When you’re an artist, your personal money is your professional money. A lot of times we get what we want versus what we need convoluted but in reality, all of our money is factored into out art.
When we as individuals buy something, it’s just spending. Even if you spend your personal money as an investment — whether that’s for your relaxation, bliss or your children’s education — you’re not seeking a “return” on that investment, just as it is in business.
In contrast, when a business spends money, there is always an expected return. Purchases are always made with the intention of making more money; the price paid is not as important as the return on the investment (ROI). Ideally, the greater the investment, the greater the potential return on investment.

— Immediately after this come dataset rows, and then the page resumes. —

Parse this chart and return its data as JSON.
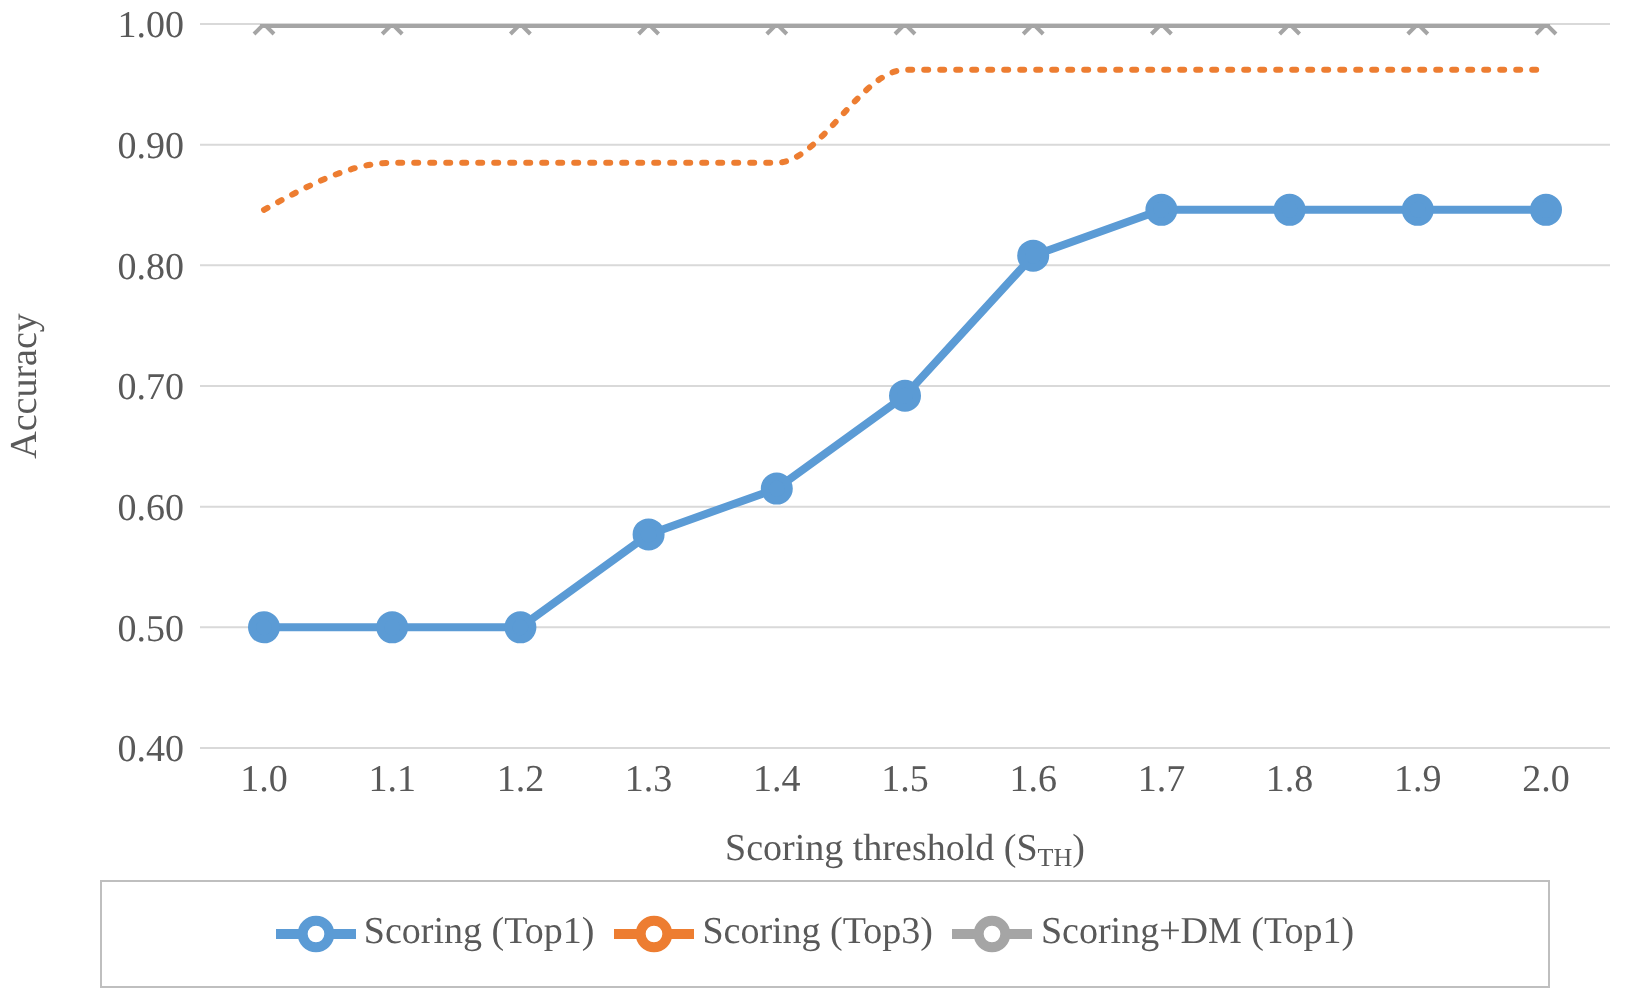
{
  "chart_data": {
    "type": "line",
    "xlabel": "Scoring threshold (S$_{TH}$)",
    "ylabel": "Accuracy",
    "categories": [
      "1.0",
      "1.1",
      "1.2",
      "1.3",
      "1.4",
      "1.5",
      "1.6",
      "1.7",
      "1.8",
      "1.9",
      "2.0"
    ],
    "series": [
      {
        "name": "Scoring (Top1)",
        "color": "#5b9bd5",
        "marker": "circle",
        "line_style": "solid",
        "values": [
          0.5,
          0.5,
          0.5,
          0.577,
          0.615,
          0.692,
          0.808,
          0.846,
          0.846,
          0.846,
          0.846
        ]
      },
      {
        "name": "Scoring (Top3)",
        "color": "#ed7d31",
        "marker": "none",
        "line_style": "dotted",
        "values": [
          0.846,
          0.885,
          0.885,
          0.885,
          0.885,
          0.962,
          0.962,
          0.962,
          0.962,
          0.962,
          0.962
        ]
      },
      {
        "name": "Scoring+DM (Top1)",
        "color": "#a5a5a5",
        "marker": "cross",
        "line_style": "solid",
        "values": [
          1,
          1,
          1,
          1,
          1,
          1,
          1,
          1,
          1,
          1,
          1
        ]
      }
    ],
    "ylim": [
      0.4,
      1.0
    ],
    "yticks": [
      {
        "value": 0.4,
        "label": "0.40"
      },
      {
        "value": 0.5,
        "label": "0.50"
      },
      {
        "value": 0.6,
        "label": "0.60"
      },
      {
        "value": 0.7,
        "label": "0.70"
      },
      {
        "value": 0.8,
        "label": "0.80"
      },
      {
        "value": 0.9,
        "label": "0.90"
      },
      {
        "value": 1.0,
        "label": "1.00"
      }
    ],
    "grid": "y",
    "legend": "bottom"
  }
}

We have to look at the money we spend, have an idea of what’s going where, then track it accordingly.
If you’re spending more money personally than you are as a business, then you’re not moving like a brand. If you are spending for your business and not receiving a return on interest, then you’re not moving like a brand. If you don’t know what you’re spending money on at all, then you just have no idea what you’re doing.
If you want to be more than a part-time, weekend artist, then you have to start thinking bigger. And when you think bigger you must move bigger.
On paper, a business may sound counterintuitive to everything you know as creative, but if you have dreams of being a creator that shifts culture, you must think of yourself as a brand, and with these steps aforementioned you can do just that.